Em 1991, o socialismo cabo-verdiano cedeu lugar ao pluralismo liberal: António Mascarenhas Monteiro, do Movimento pela Democracia (MpD), venceu as primeiras eleições multipartidárias. Dez anos depois, o antigo partido revolucionário, agora rebatizado PAICV, retornou ao poder com Pedro Pires, o mesmo primeiro-ministro dos anos fundadores, e presidiu o país até 2011, quando a alternância política se consolidou com Jorge Carlos Fonseca, do MpD. Desde 2021, o PAICV governa novamente, sob José Maria Neves, num revezamento quase civilizado entre dois partidos que já não se distinguem por ideologia, mas por estilo e retórica.

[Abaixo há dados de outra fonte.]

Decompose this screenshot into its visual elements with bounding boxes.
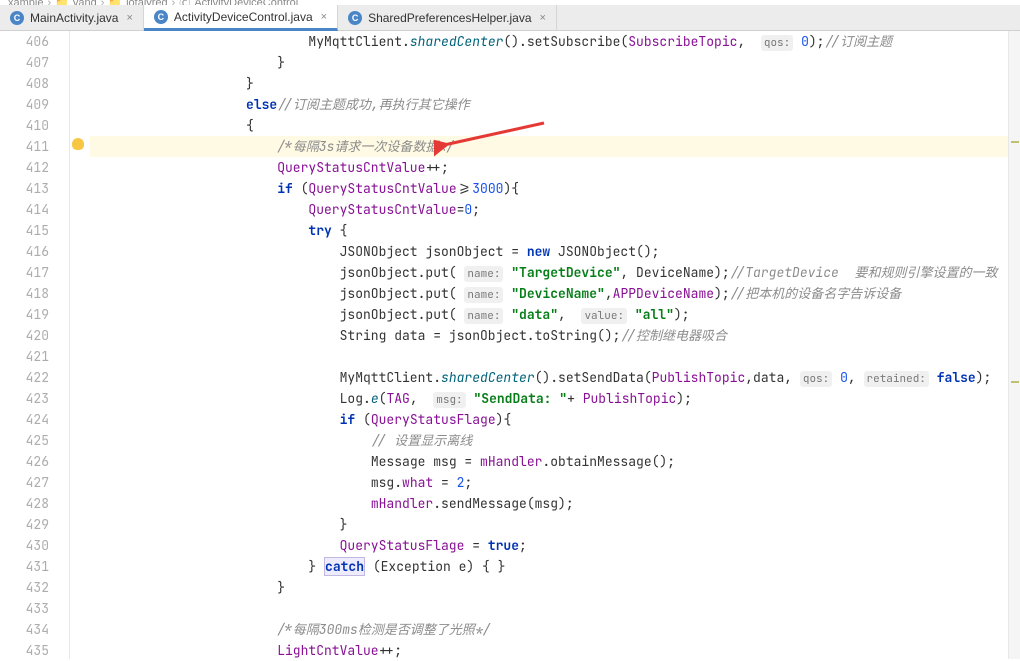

Hoje, o antigo partido de libertação, antes símbolo da negritude emancipada, é uma força conservadora, dócil aos ventos de Bruxelas e Lisboa. Cabo Verde, cuja moeda primeiro se atrelou ao escudo português e depois ao euro, vive mais ligado à Europa que à África. A economia respira ao ritmo das remessas enviadas por sua imensa diáspora, porque há mais cabo-verdianos espalhados pelo mundo do que nas ilhas.

Em julho de 2023, o país ausentou-se da Cúpula Rússia-África. O presidente declarou tratar-se de um “sinal de protesto”. Protesto contra o quê? Talvez contra o espetáculo da história que, como diria Marx, se repete ora como tragédia, ora como farsa. Cabo Verde não toma partido, apenas sobrevive, entre o mar e o euro, entre a nostalgia da revolução e a necessidade do turismo. Um arquipélago que aprendeu, desde o século XV, que quem vive em ilhas precisa escolher cuidadosamente onde ancorar suas lealdades.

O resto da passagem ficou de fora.